‘A Father-To-Be’ by Saul Bellow

A Father-To-Be by Saul Bellow, 1955

The magic trick:

Reflecting perfectly the uneven, untrustworthy, moody thought patterns of a stressed-out man

Of course we had to get some of Saul Bellow’s Chicago in the mix during Illinois Week on the website.

In this one, we drift brilliantly into our protagonist’s mind as he makes his commute home to his pregnant fiancée. It really is an astounding feat of stream-of-conscious style as we get his thoughts as they drift all over the place.

As I read along, it struck me that this was incredibly accurate, incredibly true to life. But then I was floored anew by the ending. His stream-of-conscious thoughts start to turn toward anger as he thinks about his would-be child, his fiancée, his would-be inlaws. But when he gets home, does that anger express itself? Does he scream and yell and take action?

No.

The gentleness of the moment immediately outweighs the emotions of the imagination, and all is well.

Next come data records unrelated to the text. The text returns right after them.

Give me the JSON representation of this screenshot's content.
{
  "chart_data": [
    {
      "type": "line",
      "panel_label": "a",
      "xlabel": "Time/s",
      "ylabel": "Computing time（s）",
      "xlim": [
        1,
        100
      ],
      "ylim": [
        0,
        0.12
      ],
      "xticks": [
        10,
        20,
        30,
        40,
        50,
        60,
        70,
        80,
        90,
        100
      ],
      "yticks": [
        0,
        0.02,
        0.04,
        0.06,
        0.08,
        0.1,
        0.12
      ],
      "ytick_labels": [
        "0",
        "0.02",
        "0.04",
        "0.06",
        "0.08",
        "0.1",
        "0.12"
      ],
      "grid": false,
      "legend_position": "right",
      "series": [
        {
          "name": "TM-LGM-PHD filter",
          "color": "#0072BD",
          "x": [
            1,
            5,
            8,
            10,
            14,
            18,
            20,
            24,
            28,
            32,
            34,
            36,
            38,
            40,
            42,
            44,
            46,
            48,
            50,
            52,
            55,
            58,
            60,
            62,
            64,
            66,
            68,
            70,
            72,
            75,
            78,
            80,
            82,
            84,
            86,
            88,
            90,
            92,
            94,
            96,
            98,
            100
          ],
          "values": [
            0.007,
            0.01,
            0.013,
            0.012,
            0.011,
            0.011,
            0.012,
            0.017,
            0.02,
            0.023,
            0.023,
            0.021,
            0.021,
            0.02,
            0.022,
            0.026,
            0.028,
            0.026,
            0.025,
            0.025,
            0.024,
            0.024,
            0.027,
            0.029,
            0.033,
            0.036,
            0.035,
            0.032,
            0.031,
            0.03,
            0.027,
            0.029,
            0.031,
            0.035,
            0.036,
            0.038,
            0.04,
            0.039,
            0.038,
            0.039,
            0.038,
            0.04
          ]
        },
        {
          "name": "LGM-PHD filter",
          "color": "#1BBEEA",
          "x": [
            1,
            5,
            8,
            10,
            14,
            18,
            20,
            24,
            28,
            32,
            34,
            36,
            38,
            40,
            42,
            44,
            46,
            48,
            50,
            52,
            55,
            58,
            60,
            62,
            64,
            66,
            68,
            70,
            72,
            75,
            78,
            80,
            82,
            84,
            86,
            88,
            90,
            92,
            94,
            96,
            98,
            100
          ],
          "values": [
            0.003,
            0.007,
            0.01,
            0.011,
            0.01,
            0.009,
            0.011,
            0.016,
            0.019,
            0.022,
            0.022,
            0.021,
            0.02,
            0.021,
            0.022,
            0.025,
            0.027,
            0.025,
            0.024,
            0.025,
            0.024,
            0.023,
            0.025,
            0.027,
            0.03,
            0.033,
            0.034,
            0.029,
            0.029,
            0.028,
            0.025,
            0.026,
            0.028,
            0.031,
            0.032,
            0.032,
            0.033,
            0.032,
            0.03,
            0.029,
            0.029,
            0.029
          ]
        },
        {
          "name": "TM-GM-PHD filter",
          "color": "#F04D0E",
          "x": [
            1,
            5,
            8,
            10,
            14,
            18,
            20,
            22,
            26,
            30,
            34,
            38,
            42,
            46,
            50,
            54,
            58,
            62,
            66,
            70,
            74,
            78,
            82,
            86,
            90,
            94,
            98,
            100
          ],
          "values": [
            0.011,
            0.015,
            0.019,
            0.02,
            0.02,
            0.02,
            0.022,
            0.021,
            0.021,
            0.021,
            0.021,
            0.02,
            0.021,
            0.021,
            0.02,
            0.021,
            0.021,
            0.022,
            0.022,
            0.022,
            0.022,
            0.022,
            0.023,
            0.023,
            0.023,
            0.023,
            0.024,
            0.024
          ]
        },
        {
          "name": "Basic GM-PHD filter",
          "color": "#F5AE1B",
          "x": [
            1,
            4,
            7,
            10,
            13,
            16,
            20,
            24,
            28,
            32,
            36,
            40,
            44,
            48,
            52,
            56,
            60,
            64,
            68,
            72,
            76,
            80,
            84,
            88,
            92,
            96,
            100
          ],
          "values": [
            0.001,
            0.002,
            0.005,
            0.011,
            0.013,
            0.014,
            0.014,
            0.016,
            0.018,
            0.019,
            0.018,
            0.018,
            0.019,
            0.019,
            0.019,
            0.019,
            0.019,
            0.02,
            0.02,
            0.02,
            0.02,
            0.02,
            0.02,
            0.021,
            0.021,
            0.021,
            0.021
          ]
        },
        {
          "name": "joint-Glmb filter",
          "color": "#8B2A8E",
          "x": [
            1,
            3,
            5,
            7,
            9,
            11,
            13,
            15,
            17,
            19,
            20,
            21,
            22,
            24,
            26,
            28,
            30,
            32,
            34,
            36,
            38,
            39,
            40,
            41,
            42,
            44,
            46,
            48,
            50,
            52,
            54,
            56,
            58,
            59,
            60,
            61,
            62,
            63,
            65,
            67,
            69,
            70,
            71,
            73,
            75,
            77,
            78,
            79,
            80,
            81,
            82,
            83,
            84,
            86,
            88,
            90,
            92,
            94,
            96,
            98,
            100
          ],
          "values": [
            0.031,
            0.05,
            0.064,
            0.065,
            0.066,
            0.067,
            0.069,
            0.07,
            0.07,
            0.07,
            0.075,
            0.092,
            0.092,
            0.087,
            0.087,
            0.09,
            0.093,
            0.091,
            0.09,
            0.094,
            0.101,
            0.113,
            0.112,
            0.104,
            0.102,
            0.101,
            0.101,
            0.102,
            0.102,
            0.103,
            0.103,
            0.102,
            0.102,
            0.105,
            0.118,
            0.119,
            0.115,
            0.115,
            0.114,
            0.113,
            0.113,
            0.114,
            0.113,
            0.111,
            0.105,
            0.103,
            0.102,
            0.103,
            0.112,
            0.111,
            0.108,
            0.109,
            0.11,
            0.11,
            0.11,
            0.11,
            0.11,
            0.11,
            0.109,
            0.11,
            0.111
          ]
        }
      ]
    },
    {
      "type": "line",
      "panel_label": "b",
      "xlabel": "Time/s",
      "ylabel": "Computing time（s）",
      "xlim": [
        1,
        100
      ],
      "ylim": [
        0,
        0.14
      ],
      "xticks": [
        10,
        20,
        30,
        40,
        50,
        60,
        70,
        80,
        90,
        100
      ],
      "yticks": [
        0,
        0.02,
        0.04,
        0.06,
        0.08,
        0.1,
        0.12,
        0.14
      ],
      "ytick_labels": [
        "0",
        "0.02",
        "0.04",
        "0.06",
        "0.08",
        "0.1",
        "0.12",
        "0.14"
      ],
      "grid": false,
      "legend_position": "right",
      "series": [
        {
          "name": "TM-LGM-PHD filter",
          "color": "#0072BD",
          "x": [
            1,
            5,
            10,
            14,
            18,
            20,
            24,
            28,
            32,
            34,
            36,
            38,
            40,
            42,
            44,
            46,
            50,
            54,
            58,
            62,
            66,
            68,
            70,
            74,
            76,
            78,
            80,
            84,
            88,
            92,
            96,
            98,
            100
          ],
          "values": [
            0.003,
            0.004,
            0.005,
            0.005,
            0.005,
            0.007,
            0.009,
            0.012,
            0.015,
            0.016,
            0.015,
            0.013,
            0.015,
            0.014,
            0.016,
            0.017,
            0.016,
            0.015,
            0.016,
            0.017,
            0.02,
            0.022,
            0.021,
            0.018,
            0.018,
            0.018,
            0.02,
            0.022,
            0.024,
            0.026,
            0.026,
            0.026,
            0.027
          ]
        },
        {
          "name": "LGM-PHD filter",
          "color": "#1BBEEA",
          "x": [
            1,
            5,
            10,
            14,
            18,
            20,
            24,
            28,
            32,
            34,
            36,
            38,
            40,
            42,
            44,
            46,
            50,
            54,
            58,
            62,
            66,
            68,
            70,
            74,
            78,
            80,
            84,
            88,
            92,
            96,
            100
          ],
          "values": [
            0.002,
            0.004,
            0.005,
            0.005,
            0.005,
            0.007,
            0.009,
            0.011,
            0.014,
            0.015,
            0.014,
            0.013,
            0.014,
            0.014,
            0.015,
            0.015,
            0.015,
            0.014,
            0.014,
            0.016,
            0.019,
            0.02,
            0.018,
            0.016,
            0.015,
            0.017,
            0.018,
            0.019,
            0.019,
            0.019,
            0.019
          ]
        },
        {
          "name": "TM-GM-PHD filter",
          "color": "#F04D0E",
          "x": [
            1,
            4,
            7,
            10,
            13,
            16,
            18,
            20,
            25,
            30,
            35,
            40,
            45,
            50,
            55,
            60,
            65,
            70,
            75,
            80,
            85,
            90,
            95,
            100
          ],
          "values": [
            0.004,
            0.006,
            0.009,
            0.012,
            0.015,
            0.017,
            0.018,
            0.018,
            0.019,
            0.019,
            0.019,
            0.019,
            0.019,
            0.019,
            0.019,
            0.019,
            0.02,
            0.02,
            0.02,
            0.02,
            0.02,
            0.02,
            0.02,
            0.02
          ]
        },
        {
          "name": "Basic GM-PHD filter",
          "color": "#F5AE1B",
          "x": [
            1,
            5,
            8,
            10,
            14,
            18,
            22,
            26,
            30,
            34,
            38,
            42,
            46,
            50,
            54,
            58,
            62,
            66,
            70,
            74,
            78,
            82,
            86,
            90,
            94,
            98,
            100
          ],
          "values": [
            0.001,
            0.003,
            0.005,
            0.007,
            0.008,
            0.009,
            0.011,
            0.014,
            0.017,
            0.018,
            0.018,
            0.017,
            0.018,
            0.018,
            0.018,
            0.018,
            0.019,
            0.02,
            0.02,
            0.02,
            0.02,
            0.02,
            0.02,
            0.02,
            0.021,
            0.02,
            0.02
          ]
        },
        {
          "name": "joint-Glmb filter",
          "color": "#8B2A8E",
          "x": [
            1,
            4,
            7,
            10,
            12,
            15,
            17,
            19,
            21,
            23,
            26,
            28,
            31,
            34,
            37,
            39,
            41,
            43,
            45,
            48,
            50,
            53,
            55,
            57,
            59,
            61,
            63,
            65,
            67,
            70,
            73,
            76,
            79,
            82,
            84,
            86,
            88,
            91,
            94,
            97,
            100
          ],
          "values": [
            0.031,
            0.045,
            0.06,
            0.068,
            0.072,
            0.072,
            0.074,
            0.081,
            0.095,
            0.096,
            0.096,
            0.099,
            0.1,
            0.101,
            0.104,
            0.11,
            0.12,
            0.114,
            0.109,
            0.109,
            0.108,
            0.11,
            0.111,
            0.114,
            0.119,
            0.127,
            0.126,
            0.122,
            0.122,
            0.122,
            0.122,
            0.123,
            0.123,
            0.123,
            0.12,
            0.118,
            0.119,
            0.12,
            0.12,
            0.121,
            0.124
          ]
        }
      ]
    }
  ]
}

Amazing piece of fiction, really.

And that’s quite a trick on Bellow’s part.

The selection:

Rogin’s illuminated mind asked of itself while the human tides of the subway swayed back and forth, and cars linked and transparent like fish bladders raced under the streets: How come he thought nobody would know what everybody couldn’t help knowing? And, as a chemist, he asked himself what kind of compound this new Danish drug might be, and started thinking about various inventions of his own, synthetic albumen, a cigarette that lit itself, a cheaper motor fuel. Ye gods, but he needed money! As never before. What was to be done? His mother was growing more and more difficult. On Friday night, she had neglected to cut up his meat for him, and he was hurt. She had sat at the table motionless, with her long-suffering face, severe, and let him cut his own meat, a thing she almost never did. She had always spoiled him and made his brother envy him. But what she expected now! Oh, Lord, how he had to pay, and it had never even occurred to him formerly that these things might have a price.